Crypto
2 min read

Smart Contract Audit

A formal review of a smart contract’s code by security specialists to identify vulnerabilities before launch. Audits reduce but do not eliminate risk; even audited contracts have been exploited.

What audits cover

A typical audit includes:

  • Code review — line-by-line examination by experienced engineers.
  • Architectural analysis — design-level vulnerabilities.
  • Common-vulnerability checks — known patterns (reentrancy, integer overflow, etc.).
  • Economic-security analysis — game-theoretic and oracle considerations.
  • Test-suite review — quality of the project's own testing.
  • Sometimes formal verification — mathematical proofs of correctness.

Output is typically a report identifying issues by severity.

Major audit firms

A few:

  • OpenZeppelin — major auditing firm; also maintains popular libraries.
  • Trail of Bits — security-focused.
  • Halborn — broad crypto coverage.
  • Consensys Diligence.
  • Spearbit — distributed network of auditors.
  • Various others.

Different firms have different specialties and styles.

Why audits matter

Several reasons:

  • Find specific bugs before deployment.
  • Demonstrate diligence to users.
  • Insurance products sometimes require audits.
  • Prevent reputation damage from exploits.
  • Common standard for production-grade DeFi.

For meaningful protocols, audits are essentially required for legitimacy.

Limitations of audits

Several important caveats:

  • Don't guarantee security. Audited protocols still get exploited.
  • Snapshot in time. Code changes after audit aren't covered.
  • Specific scope. Audits cover specific code; system-level issues may be missed.
  • Quality varies across firms.
  • Time-bounded engagement — auditors don't have unlimited time.
  • Subsequent updates can introduce new vulnerabilities.

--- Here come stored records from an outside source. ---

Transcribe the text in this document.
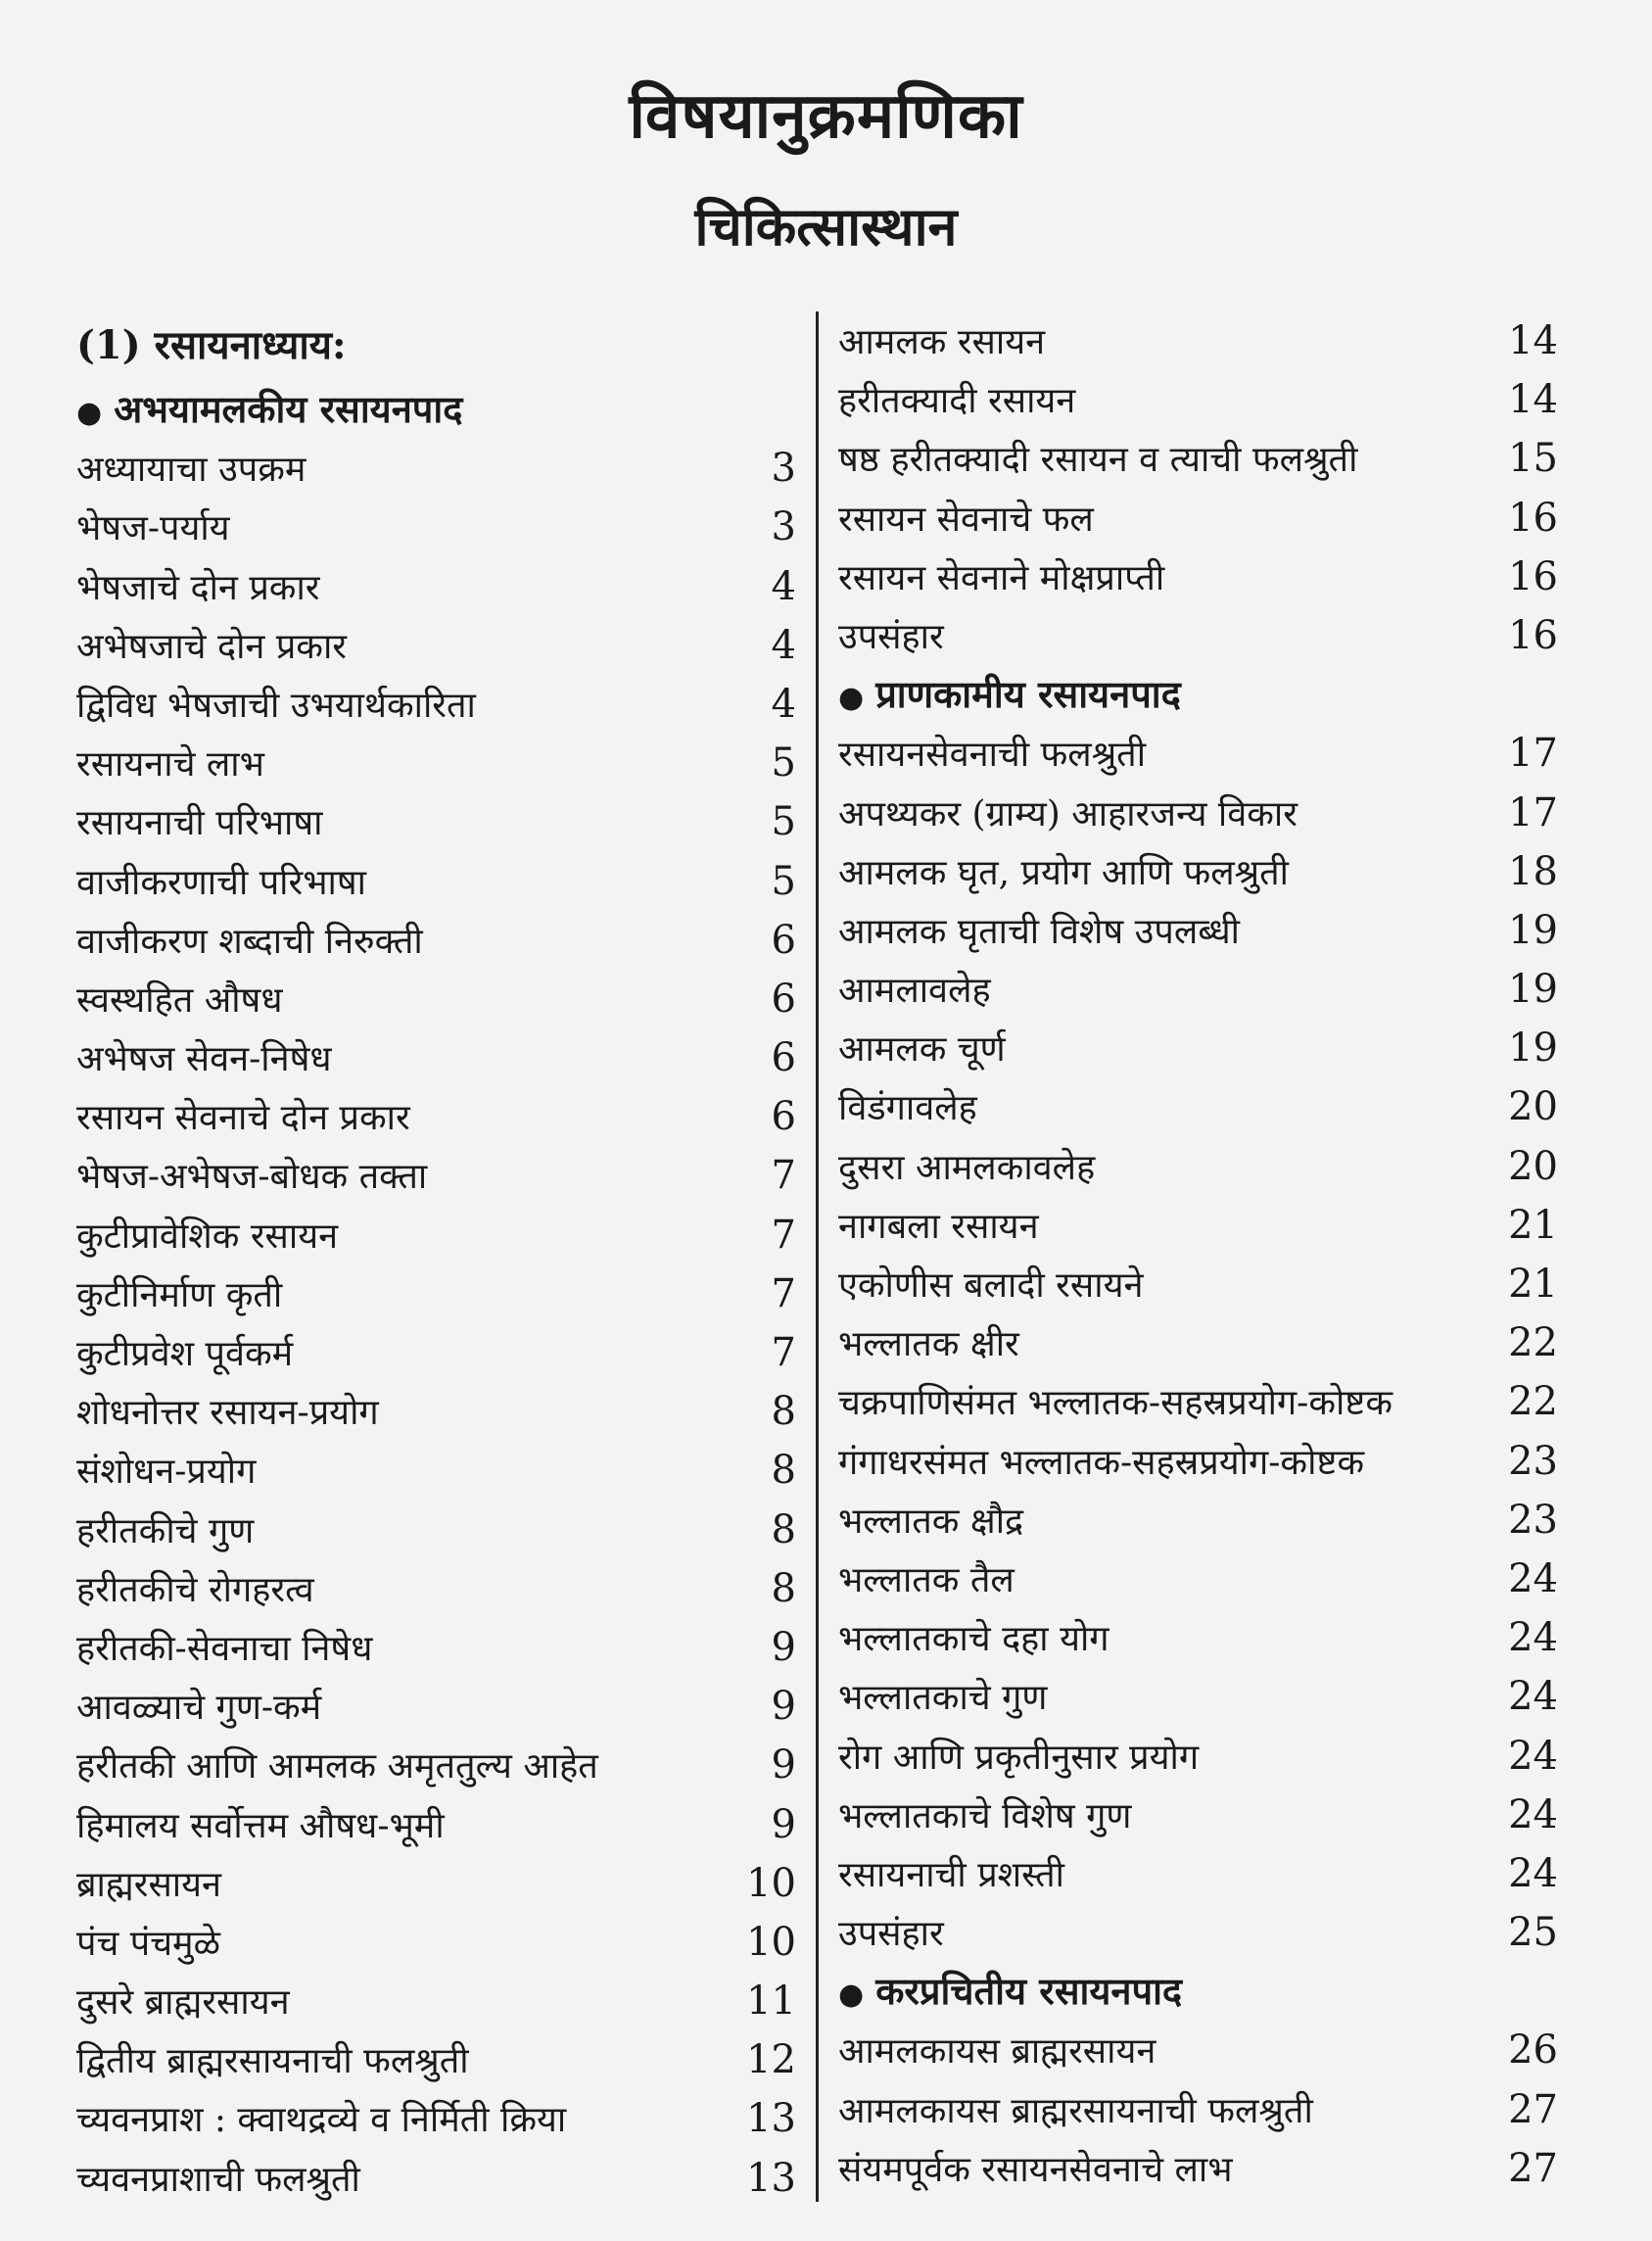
विषयानुक्रमणिका
चिकित्सास्थान
(1) रसायनाध्याय:
● अभयामलकीय रसायनपाद
अध्यायाचा उपक्रम	3
भेषज-पर्याय	3
भेषजाचे दोन प्रकार	4
अभेषजाचे दोन प्रकार	4
द्विविध भेषजाची उभयार्थकारिता	4
रसायनाचे लाभ	5
रसायनाची परिभाषा	5
वाजीकरणाची परिभाषा	5
वाजीकरण शब्दाची निरुक्ती	6
स्वस्थहित औषध	6
अभेषज सेवन-निषेध	6
रसायन सेवनाचे दोन प्रकार	6
भेषज-अभेषज-बोधक तक्ता	7
कुटीप्रावेशिक रसायन	7
कुटीनिर्माण कृती	7
कुटीप्रवेश पूर्वकर्म	7
शोधनोत्तर रसायन-प्रयोग	8
संशोधन-प्रयोग	8
हरीतकीचे गुण	8
हरीतकीचे रोगहरत्व	8
हरीतकी-सेवनाचा निषेध	9
आवळ्याचे गुण-कर्म	9
हरीतकी आणि आमलक अमृततुल्य आहेत	9
हिमालय सर्वोत्तम औषध-भूमी	9
ब्राह्मरसायन	10
पंच पंचमुळे	10
दुसरे ब्राह्मरसायन	11
द्वितीय ब्राह्मरसायनाची फलश्रुती	12
च्यवनप्राश : क्वाथद्रव्ये व निर्मिती क्रिया	13
च्यवनप्राशाची फलश्रुती	13
आमलक रसायन	14
हरीतक्यादी रसायन	14
षष्ठ हरीतक्यादी रसायन व त्याची फलश्रुती	15
रसायन सेवनाचे फल	16
रसायन सेवनाने मोक्षप्राप्ती	16
उपसंहार	16
● प्राणकामीय रसायनपाद
रसायनसेवनाची फलश्रुती	17
अपथ्यकर (ग्राम्य) आहारजन्य विकार	17
आमलक घृत, प्रयोग आणि फलश्रुती	18
आमलक घृताची विशेष उपलब्धी	19
आमलावलेह	19
आमलक चूर्ण	19
विडंगावलेह	20
दुसरा आमलकावलेह	20
नागबला रसायन	21
एकोणीस बलादी रसायने	21
भल्लातक क्षीर	22
चक्रपाणिसंमत भल्लातक-सहस्रप्रयोग-कोष्टक	22
गंगाधरसंमत भल्लातक-सहस्रप्रयोग-कोष्टक	23
भल्लातक क्षौद्र	23
भल्लातक तैल	24
भल्लातकाचे दहा योग	24
भल्लातकाचे गुण	24
रोग आणि प्रकृतीनुसार प्रयोग	24
भल्लातकाचे विशेष गुण	24
रसायनाची प्रशस्ती	24
उपसंहार	25
● करप्रचितीय रसायनपाद
आमलकायस ब्राह्मरसायन	26
आमलकायस ब्राह्मरसायनाची फलश्रुती	27
संयमपूर्वक रसायनसेवनाचे लाभ	27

The 2022 Ronin Bridge hack ($625M) involved code that had been audited.

Cost of audits

Approximate ranges:

  • Small protocols — $20-50K.
  • Mid-size — $50-200K.
  • Major DeFi protocols — $200K-$1M+.
  • Multiple audits for high-stakes protocols.

These costs are significant but small relative to potential exploit losses.

When audits are most needed

Higher importance for:

  • Novel protocol designs.
  • Large amounts of TVL planned.
  • Public-facing user funds.
  • Complex economic mechanisms.
  • Cross-chain interactions.

Lower importance for:

  • Simple, well-tested patterns.
  • Forks of audited protocols (with thoughtful changes).
  • Internal-use contracts.

Bug bounties

A complement to audits:

  • Ongoing rewards for finding vulnerabilities.
  • Crowd-sourced security beyond the audit period.
  • Major protocols offer substantial bounties.
  • Immunefi is a major bug-bounty platform.

The combination of audits + bug bounties + battle-testing produces stronger security than any single approach.

What individuals should know

For users:

  • Audit history is one signal of protocol quality.
  • Multiple audits from different firms is a strong signal.
  • Recent major changes without re-audit is a yellow flag.
  • No audit is generally a strong negative signal.

For developers:

  • Get audits before mainnet for serious protocols.
  • Multiple audits improve coverage.
  • Bug bounties for ongoing security.
  • Don't rely solely on audits — defense in depth.

Audits are an essential but imperfect part of crypto security infrastructure. They reduce risk significantly but don't eliminate it. Treating audited protocols as more trustworthy than unaudited is reasonable; treating them as unhackable isn't.